Na nova realidade da escola, o que não falta é protocolo. O número de alunos em sala diminuiu da média de 50 para 18. Usar máscara é obrigatório, e cada aluno deve levar sua garrafa de água, já que os bebedouros estão desativados. Totens de álcool em gel estão espalhados pelo prédio da instituição de ensino e a carga horária é menor. Os professores estão todos paramentados, com jalecos e outros itens de proteção.

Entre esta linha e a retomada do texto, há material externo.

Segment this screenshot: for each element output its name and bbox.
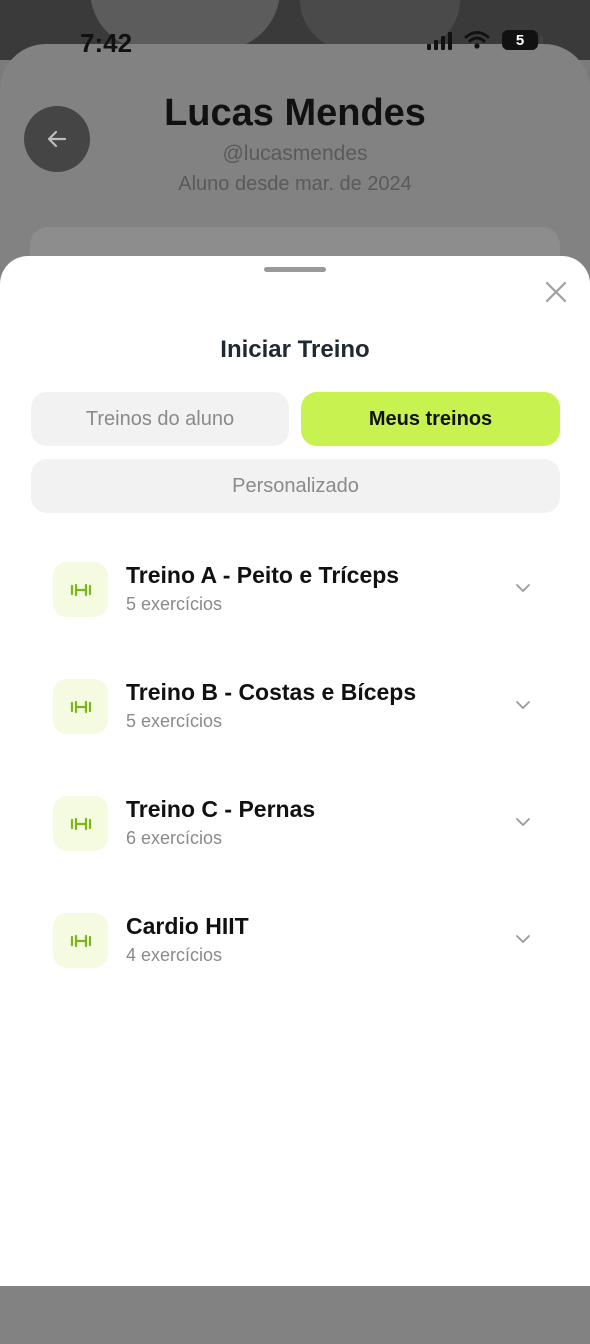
workout-item[interactable]: Treino A - Peito e Tríceps 5 exercícios — [0, 562, 590, 642]
member-since: Aluno desde mar. de 2024 — [178, 173, 412, 195]
start-workout-sheet: Iniciar Treino Treinos do aluno Meus tre… — [0, 256, 590, 1286]
wifi-icon — [464, 31, 490, 49]
tab-treinos-do-aluno[interactable]: Treinos do aluno — [31, 392, 289, 446]
dumbbell-icon — [53, 679, 108, 734]
status-bar: 7:42 5 — [0, 26, 590, 62]
profile-handle: @lucasmendes — [222, 142, 368, 165]
workout-title: Treino C - Pernas — [126, 796, 316, 822]
workout-item[interactable]: Cardio HIIT 4 exercícios — [0, 913, 590, 993]
workout-title: Treino B - Costas e Bíceps — [126, 679, 417, 705]
battery-icon: 5 — [502, 30, 543, 50]
workout-item[interactable]: Treino B - Costas e Bíceps 5 exercícios — [0, 679, 590, 759]
dumbbell-icon — [53, 913, 108, 968]
workout-title: Cardio HIIT — [126, 913, 249, 939]
exercise-count: 5 exercícios — [126, 711, 223, 731]
close-button[interactable] — [540, 276, 572, 308]
signal-icon — [427, 30, 452, 50]
sheet-drag-handle[interactable] — [264, 267, 326, 272]
exercise-count: 6 exercícios — [126, 828, 223, 848]
chevron-down-icon[interactable] — [512, 580, 534, 596]
chevron-down-icon[interactable] — [512, 814, 534, 830]
tab-meus-treinos[interactable]: Meus treinos — [301, 392, 560, 446]
chevron-down-icon[interactable] — [512, 931, 534, 947]
dumbbell-icon — [53, 562, 108, 617]
workout-title: Treino A - Peito e Tríceps — [126, 562, 400, 588]
status-time: 7:42 — [80, 28, 133, 58]
chevron-down-icon[interactable] — [512, 697, 534, 713]
exercise-count: 4 exercícios — [126, 945, 223, 965]
profile-name: Lucas Mendes — [164, 92, 426, 134]
exercise-count: 5 exercícios — [126, 594, 223, 614]
tab-personalizado[interactable]: Personalizado — [31, 459, 560, 513]
sheet-title: Iniciar Treino — [220, 336, 370, 363]
workout-item[interactable]: Treino C - Pernas 6 exercícios — [0, 796, 590, 876]
dumbbell-icon — [53, 796, 108, 851]
close-icon — [545, 281, 567, 303]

Um desafio em particular para Davi foi se acostumar com o ensino on-line. O adolescente revela que não gosta desse modelo de aprendizado. “Já tem um ano e meio de aula on-line e não consegui me adaptar. Ficar em casa assistindo à aula não parece que você está na escola, não tem clima de sala de aula, fica difícil se concentrar.”
Cada um a seu tempo
Transtornos de ansiedade e casos que evoluíram para condições mais graves, como síndrome de pânico, por exemplo, são alguns dos desequilíbrios emocionais e psíquicos observados depois da pandemia de COVID-19 pela psicóloga clínica Marli Cunha, do Hospital Casa de Saúde Guarujá (HCSG). “De fato, os distúrbios foram intensificados”, confirma. Ela identifica como uma dificuldade no retorno às aulas a necessidade de readequação à rotina e aos horários, já que muitos adolescentes acabaram dormindo mais tarde e tiveram seu ritmo de sono alterado, enquanto outros, por medo, desenvolveram insônia.

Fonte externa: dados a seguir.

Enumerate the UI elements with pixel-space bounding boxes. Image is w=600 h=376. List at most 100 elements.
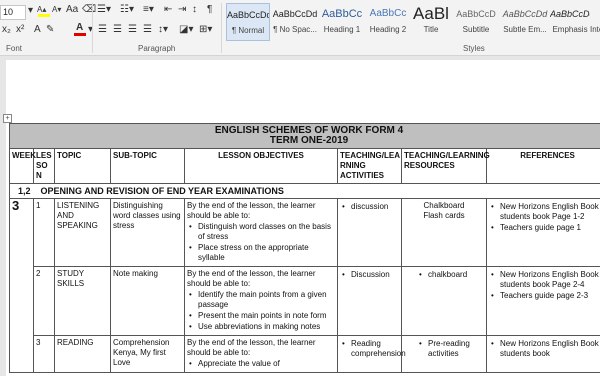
header-week: WEEK — [9, 148, 36, 184]
show-marks-icon[interactable]: ¶ — [207, 4, 212, 16]
style-heading-1[interactable]: AaBbCc Heading 1 — [320, 3, 364, 41]
objectives-list: Identify the main points from a given pa… — [187, 290, 335, 332]
style-preview: AaBbCcDd — [227, 10, 270, 20]
style-subtle-emphasis[interactable]: AaBbCcDd Subtle Em... — [500, 3, 550, 41]
objective-item: Appreciate the value of — [189, 359, 335, 369]
style-preview: AaBbCcDd — [272, 9, 318, 19]
line-spacing-icon[interactable]: ↕▾ — [158, 24, 168, 36]
styles-gallery: AaBbCcDd ¶ Normal AaBbCcDd ¶ No Spac... … — [224, 3, 600, 41]
subscript-icon[interactable]: x₂ — [2, 24, 11, 36]
lesson-cell: 2 — [33, 266, 55, 336]
increase-indent-icon[interactable]: ⇥ — [178, 4, 186, 16]
reference-item: New Horizons English Book 4 students boo… — [491, 202, 600, 222]
resource-item: Chalkboard — [423, 201, 465, 210]
style-preview: AaBbCc — [369, 8, 407, 19]
align-right-icon[interactable]: ☰ — [128, 24, 137, 36]
style-name: Heading 2 — [369, 25, 407, 34]
borders-icon[interactable]: ⊞▾ — [199, 24, 212, 36]
style-preview: AaBbCcDd — [502, 9, 548, 19]
header-activities: TEACHING/LEA RNING ACTIVITIES — [337, 148, 402, 184]
table-move-handle-icon[interactable]: + — [3, 114, 12, 123]
objectives-intro: By the end of the lesson, the learner sh… — [187, 338, 316, 357]
text-effects-icon[interactable]: A — [34, 24, 41, 36]
group-separator — [221, 3, 222, 53]
topic-cell: STUDY SKILLS — [54, 266, 111, 336]
table-title-cell: ENGLISH SCHEMES OF WORK FORM 4 TERM ONE-… — [8, 123, 600, 149]
group-separator — [92, 3, 93, 53]
references-cell: New Horizons English Book 4 students boo… — [485, 266, 600, 336]
resources-cell: Pre-reading activities — [401, 335, 487, 373]
shading-icon[interactable]: ◪▾ — [179, 24, 193, 36]
week-number: 3 — [9, 198, 34, 373]
resource-item: Pre-reading activities — [419, 339, 484, 359]
table-subtitle: TERM ONE-2019 — [269, 135, 349, 146]
style-title[interactable]: AaBl Title — [412, 3, 450, 41]
clear-formatting-icon[interactable]: ⌫ — [82, 4, 96, 16]
activities-cell: Discussion — [337, 266, 402, 336]
references-cell: New Horizons English Book 4 students boo… — [485, 335, 600, 373]
style-no-spacing[interactable]: AaBbCcDd ¶ No Spac... — [272, 3, 318, 41]
activity-item: discussion — [342, 202, 399, 212]
header-topic: TOPIC — [54, 148, 111, 184]
reference-item: New Horizons English Book 4 students boo… — [491, 339, 600, 359]
subtopic-cell: Distinguishing word classes using stress — [110, 198, 185, 267]
table-row: 3 READING Comprehension Kenya, My first … — [10, 335, 600, 373]
lesson-cell: 1 — [33, 198, 55, 267]
topic-cell: LISTENING AND SPEAKING — [54, 198, 111, 267]
topic-cell: READING — [54, 335, 111, 373]
font-group-label: Font — [6, 44, 23, 53]
multilevel-list-icon[interactable]: ≡▾ — [143, 4, 154, 16]
resources-cell: chalkboard — [401, 266, 487, 336]
style-name: ¶ Normal — [231, 26, 265, 35]
shrink-font-icon[interactable]: A▾ — [52, 4, 61, 16]
objectives-cell: By the end of the lesson, the learner sh… — [184, 198, 338, 267]
style-normal[interactable]: AaBbCcDd ¶ Normal — [226, 3, 270, 41]
style-name: Subtle Em... — [503, 25, 547, 34]
style-preview: AaBbCcD — [456, 9, 496, 19]
font-size-dropdown-icon[interactable]: ▾ — [28, 5, 33, 17]
justify-icon[interactable]: ☰ — [143, 24, 152, 36]
highlight-icon[interactable]: ✎ — [46, 24, 54, 36]
align-center-icon[interactable]: ☰ — [113, 24, 122, 36]
style-subtitle[interactable]: AaBbCcD Subtitle — [452, 3, 500, 41]
font-color-swatch — [74, 33, 86, 36]
header-references: REFERENCES — [485, 148, 600, 184]
schemes-of-work-table: ENGLISH SCHEMES OF WORK FORM 4 TERM ONE-… — [8, 123, 600, 373]
sort-icon[interactable]: ↕ — [192, 4, 197, 16]
objective-item: Identify the main points from a given pa… — [189, 290, 335, 310]
section-cell: 1,2 OPENING AND REVISION OF END YEAR EXA… — [8, 183, 600, 199]
style-name: Emphasis — [552, 25, 588, 34]
activities-cell: Reading comprehension — [337, 335, 406, 373]
style-preview: AaBl — [413, 4, 449, 23]
objectives-list: Distinguish word classes on the basis of… — [187, 222, 335, 263]
style-name: Subtitle — [462, 25, 490, 34]
superscript-icon[interactable]: x² — [16, 24, 24, 36]
header-objectives: LESSON OBJECTIVES — [184, 148, 338, 184]
style-preview — [590, 3, 600, 25]
objective-item: Present the main points in note form — [189, 311, 335, 321]
change-case-icon[interactable]: Aa — [66, 4, 78, 16]
numbering-icon[interactable]: ☷▾ — [120, 4, 134, 16]
font-size-value: 10 — [3, 7, 14, 17]
style-heading-2[interactable]: AaBbCc Heading 2 — [366, 3, 410, 41]
style-intense[interactable]: Inte — [590, 3, 600, 41]
ribbon: 10 ▾ A▴ A▾ Aa ⌫ x₂ x² A ✎ A ▾ Font ☰▾ ☷▾… — [0, 0, 600, 56]
table-header-row: WEEK LES SO N TOPIC SUB-TOPIC LESSON OBJ… — [9, 148, 600, 184]
objectives-cell: By the end of the lesson, the learner sh… — [184, 266, 338, 336]
activity-item: Discussion — [342, 270, 399, 280]
references-cell: New Horizons English Book 4 students boo… — [485, 198, 600, 267]
bullets-icon[interactable]: ☰▾ — [97, 4, 111, 16]
resource-item: chalkboard — [419, 270, 484, 280]
style-name: Heading 1 — [323, 25, 361, 34]
objectives-intro: By the end of the lesson, the learner sh… — [187, 269, 316, 288]
section-row: 1,2 OPENING AND REVISION OF END YEAR EXA… — [8, 183, 600, 199]
align-left-icon[interactable]: ☰ — [98, 24, 107, 36]
objectives-intro: By the end of the lesson, the learner sh… — [187, 201, 316, 220]
reference-item: Teachers guide page 2-3 — [491, 291, 600, 301]
header-lesson: LES SO N — [33, 148, 55, 184]
style-name: Inte — [590, 25, 600, 34]
style-emphasis[interactable]: AaBbCcDd Emphasis — [550, 3, 590, 41]
font-size-box[interactable]: 10 — [0, 5, 26, 20]
decrease-indent-icon[interactable]: ⇤ — [164, 4, 172, 16]
style-preview: AaBbCcDd — [550, 9, 590, 19]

Para Marli Cunha, é importante desmistificar o excesso de medo e, ao mesmo tempo, oferecer um maior entendimento aos alunos que não estejam adaptados às regras sanitárias. “Fazer com que entendam que podem recuperar suas vidas e seu desenvolvimento, fazer perceber o quanto necessitam da escola e o quanto essa ausência foi prejudicial”, salienta.

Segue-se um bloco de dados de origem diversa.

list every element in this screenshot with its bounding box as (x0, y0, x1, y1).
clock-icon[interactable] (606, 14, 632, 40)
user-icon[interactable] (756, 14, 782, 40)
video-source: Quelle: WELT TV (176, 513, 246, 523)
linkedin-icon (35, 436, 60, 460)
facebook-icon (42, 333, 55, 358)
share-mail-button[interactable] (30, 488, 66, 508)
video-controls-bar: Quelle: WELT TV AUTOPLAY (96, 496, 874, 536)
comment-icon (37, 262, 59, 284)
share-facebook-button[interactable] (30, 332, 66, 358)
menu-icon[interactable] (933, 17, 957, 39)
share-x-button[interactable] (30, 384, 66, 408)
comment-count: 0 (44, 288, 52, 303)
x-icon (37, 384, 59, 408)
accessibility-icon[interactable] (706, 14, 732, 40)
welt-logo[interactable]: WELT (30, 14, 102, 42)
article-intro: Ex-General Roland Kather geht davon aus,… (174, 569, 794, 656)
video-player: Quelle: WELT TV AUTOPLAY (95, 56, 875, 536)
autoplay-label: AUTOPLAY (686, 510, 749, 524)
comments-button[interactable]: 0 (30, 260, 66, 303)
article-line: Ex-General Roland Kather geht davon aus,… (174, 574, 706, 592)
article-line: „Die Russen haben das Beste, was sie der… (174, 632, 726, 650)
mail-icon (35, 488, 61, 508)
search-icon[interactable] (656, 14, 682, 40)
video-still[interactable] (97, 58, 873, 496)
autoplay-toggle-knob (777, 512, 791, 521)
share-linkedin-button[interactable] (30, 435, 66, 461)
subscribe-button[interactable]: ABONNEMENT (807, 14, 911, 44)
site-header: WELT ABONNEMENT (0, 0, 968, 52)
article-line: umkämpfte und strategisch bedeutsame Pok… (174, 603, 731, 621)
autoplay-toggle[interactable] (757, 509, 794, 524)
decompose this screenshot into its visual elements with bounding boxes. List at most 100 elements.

No colégio Marista Dom Silvério, a volta às aulas presenciais ocorre de forma gradual desde o fim de junho, e, agora, o que prevalece, como na maioria das instituições educacionais, é o modelo híbrido. Na transição do ensino on-line para o presencial, o orientador educacional Bruno Márcio de Castro Reis fala sobre como a escola tem apoiado estudantes e suas famílias.
“Abrimos espaço para a escuta e acolhida, na interação entre os alunos e professores, quando os jovens falam de suas experiências e sentimentos, em um sentido de reaproximação. Também promovemos rodas de conversa, realizamos atendimentos individuais e às famílias, mediante a busca da escola, quando identifica alguma situação específica, ou, ao contrário, quando a família procura a escola, e também atendimento aos profissionais especializados que acompanham os alunos”, explica.
Nesse período, em um primeiro momento, Bruno Reis conta que percebeu, muitas vezes, uma certa inibição entre os alunos, diante da expectativa de como seria esse retorno. “É uma nova realidade, um novo momento. Cada estudante tem seu tempo, e por isso tem sido acompanhado e orientado”, afirma.